Some people have strong bonds and want to always be together. American flight attendants Cynthia and Hannah Heck are such people.
Cynthia, 72, has been a flight attendant at Southwest Airlines since 2000. She inspired Hannah, 24, to take up the same vocation and finish the course last year.

The grandmother arranged to be on her granddaughter’s first Southwest flight. When Hannah proudly introduced Cynthia as her grandmother to passengers after a routine safety demonstration, some were surprised, the two recalled in an interview with CNN.

Other passengers were in disbelief, as it was rare to meet two generations of flight attendants together on the same flight.

If the Hecks seemed inseparable, Japan Air Lines had to break up two groups of passengers booked to fly from Tokyo and Osaka airports to Amami Ōshima Island in southern Japan.

Fuel for the planes won’t be enough to fly the prominent athletes competing in the Special National Sports Festival, so JAL decided to add one plane where 27 of them can separately fly to Oshima from Haneda Airport in Tokyo.

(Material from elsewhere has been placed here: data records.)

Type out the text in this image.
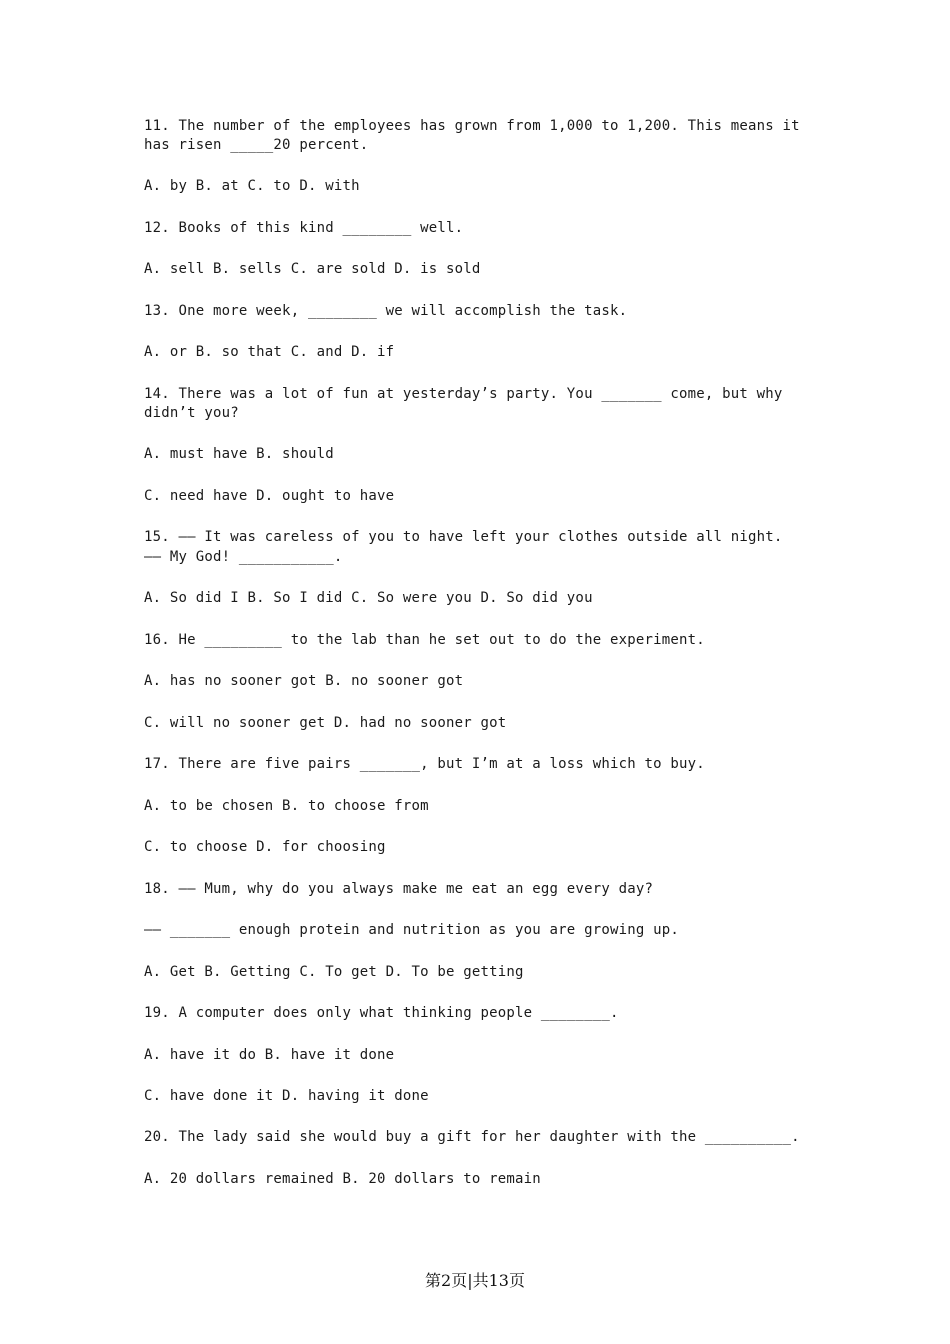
11. The number of the employees has grown from 1,000 to 1,200. This means it
has risen _____20 percent.
A. by B. at C. to D. with
12. Books of this kind ________ well.
A. sell B. sells C. are sold D. is sold
13. One more week, ________ we will accomplish the task.
A. or B. so that C. and D. if
14. There was a lot of fun at yesterday’s party. You _______ come, but why
didn’t you?
A. must have B. should
C. need have D. ought to have
15. —— It was careless of you to have left your clothes outside all night.
—— My God! ___________.
A. So did I B. So I did C. So were you D. So did you
16. He _________ to the lab than he set out to do the experiment.
A. has no sooner got B. no sooner got
C. will no sooner get D. had no sooner got
17. There are five pairs _______, but I’m at a loss which to buy.
A. to be chosen B. to choose from
C. to choose D. for choosing
18. —— Mum, why do you always make me eat an egg every day?
—— _______ enough protein and nutrition as you are growing up.
A. Get B. Getting C. To get D. To be getting
19. A computer does only what thinking people ________.
A. have it do B. have it done
C. have done it D. having it done
20. The lady said she would buy a gift for her daughter with the __________.
A. 20 dollars remained B. 20 dollars to remain
第2页|共13页
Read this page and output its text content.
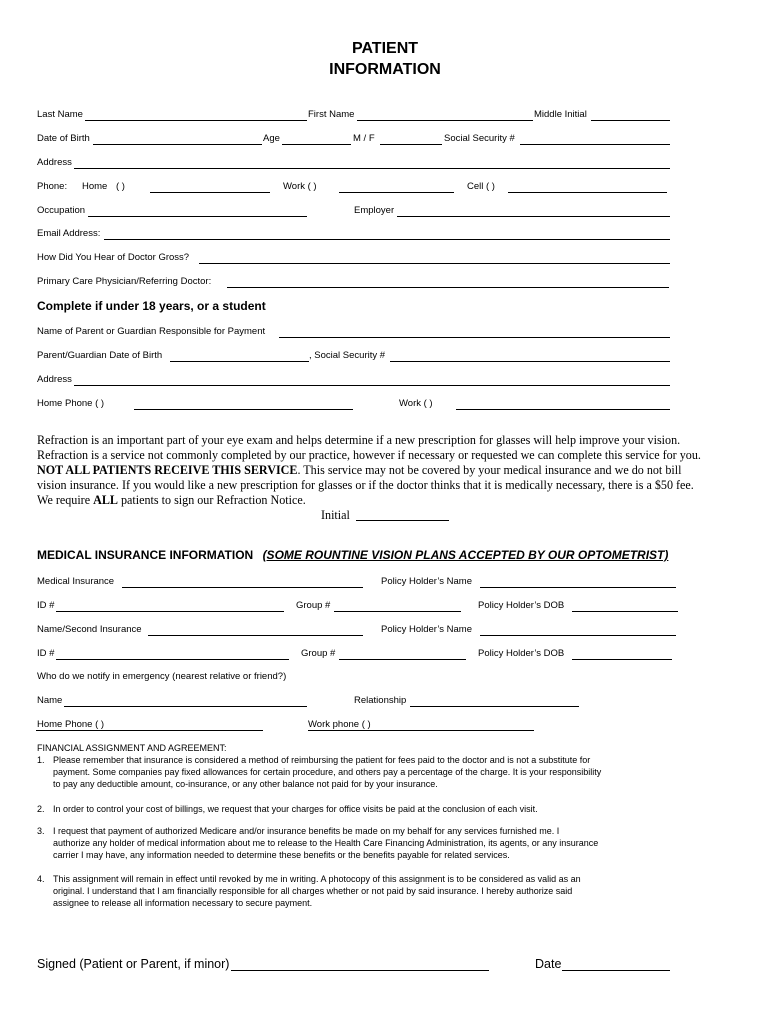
PATIENT
INFORMATION
Last Name	First Name	Middle Initial
Date of Birth	Age	M / F	Social Security #
Address
Phone: Home ( )	Work ( )	Cell ( )
Occupation	Employer
Email Address:
How Did You Hear of Doctor Gross?
Primary Care Physician/Referring Doctor:
Complete if under 18 years, or a student
Name of Parent or Guardian Responsible for Payment
Parent/Guardian Date of Birth	, Social Security #
Address
Home Phone ( )	Work ( )

Refraction is an important part of your eye exam and helps determine if a new prescription for glasses will help improve your vision.

Refraction is a service not commonly completed by our practice, however if necessary or requested we can complete this service for you.

NOT ALL PATIENTS RECEIVE THIS SERVICE. This service may not be covered by your medical insurance and we do not bill

vision insurance. If you would like a new prescription for glasses or if the doctor thinks that it is medically necessary, there is a $50 fee.

We require ALL patients to sign our Refraction Notice.

Initial
MEDICAL INSURANCE INFORMATION (SOME ROUNTINE VISION PLANS ACCEPTED BY OUR OPTOMETRIST)
Medical Insurance	Policy Holder’s Name
ID #	Group #	Policy Holder’s DOB
Name/Second Insurance	Policy Holder’s Name
ID #	Group #	Policy Holder’s DOB
Who do we notify in emergency (nearest relative or friend?)
Name	Relationship
Home Phone ( )	Work phone ( )
FINANCIAL ASSIGNMENT AND AGREEMENT:
1. Please remember that insurance is considered a method of reimbursing the patient for fees paid to the doctor and is not a substitute for
payment. Some companies pay fixed allowances for certain procedure, and others pay a percentage of the charge. It is your responsibility
to pay any deductible amount, co-insurance, or any other balance not paid for by your insurance.
2. In order to control your cost of billings, we request that your charges for office visits be paid at the conclusion of each visit.
3. I request that payment of authorized Medicare and/or insurance benefits be made on my behalf for any services furnished me. I
authorize any holder of medical information about me to release to the Health Care Financing Administration, its agents, or any insurance
carrier I may have, any information needed to determine these benefits or the benefits payable for related services.
4. This assignment will remain in effect until revoked by me in writing. A photocopy of this assignment is to be considered as valid as an
original. I understand that I am financially responsible for all charges whether or not paid by said insurance. I hereby authorize said
assignee to release all information necessary to secure payment.
Signed (Patient or Parent, if minor)	Date
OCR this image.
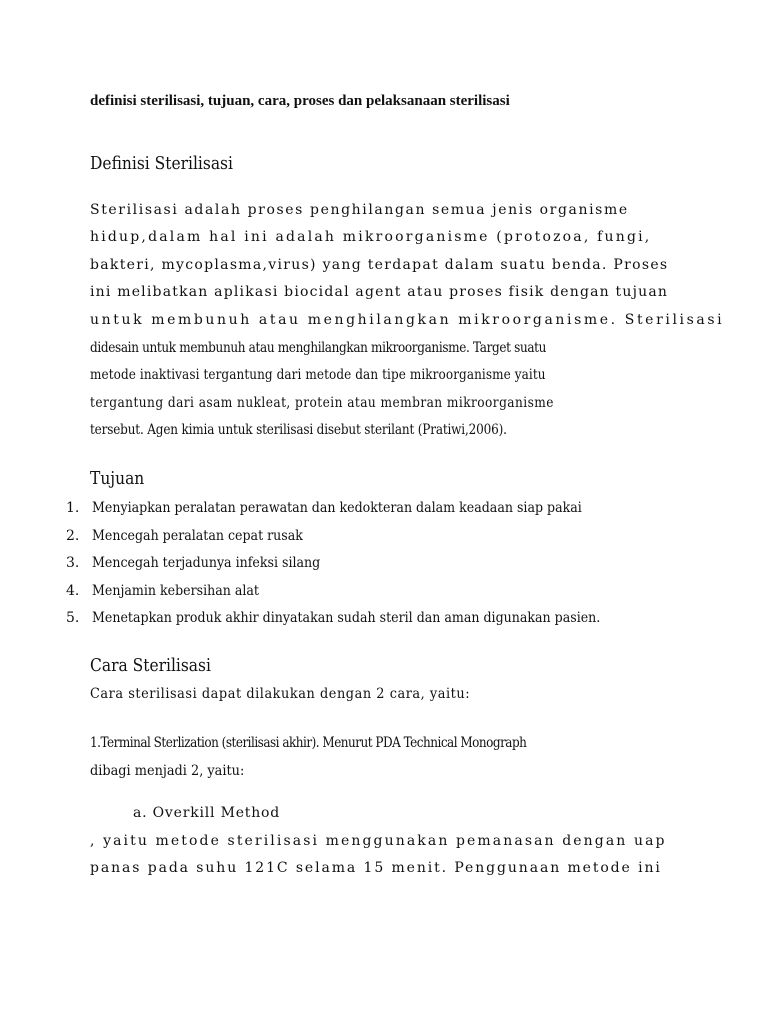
definisi sterilisasi, tujuan, cara, proses dan pelaksanaan sterilisasi
Definisi Sterilisasi
Sterilisasi adalah proses penghilangan semua jenis organisme
hidup,dalam hal ini adalah mikroorganisme (protozoa, fungi,
bakteri, mycoplasma,virus) yang terdapat dalam suatu benda. Proses
ini melibatkan aplikasi biocidal agent atau proses fisik dengan tujuan
untuk membunuh atau menghilangkan mikroorganisme. Sterilisasi
didesain untuk membunuh atau menghilangkan mikroorganisme. Target suatu
metode inaktivasi tergantung dari metode dan tipe mikroorganisme yaitu
tergantung dari asam nukleat, protein atau membran mikroorganisme
tersebut. Agen kimia untuk sterilisasi disebut sterilant (Pratiwi,2006).
Tujuan
1. Menyiapkan peralatan perawatan dan kedokteran dalam keadaan siap pakai
2. Mencegah peralatan cepat rusak
3. Mencegah terjadunya infeksi silang
4. Menjamin kebersihan alat
5. Menetapkan produk akhir dinyatakan sudah steril dan aman digunakan pasien.
Cara Sterilisasi
Cara sterilisasi dapat dilakukan dengan 2 cara, yaitu:
1.Terminal Sterlization (sterilisasi akhir). Menurut PDA Technical Monograph
dibagi menjadi 2, yaitu:
a. Overkill Method
, yaitu metode sterilisasi menggunakan pemanasan dengan uap
panas pada suhu 121C selama 15 menit. Penggunaan metode ini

It was not advisable to put all of them in one bigger plane, as the airport in Oshima can only serve smaller commercial aircraft like Boeing 737-800s with a capacity of 165 passengers.

Also, such planes have weight restrictions and cannot add extra fuel needed to carry the sumo wrestlers, each weighing an average of 120 kilograms, JAL explained.

The JAL passengers were among 460 sumo wrestlers who attended the SNSF in Oshima.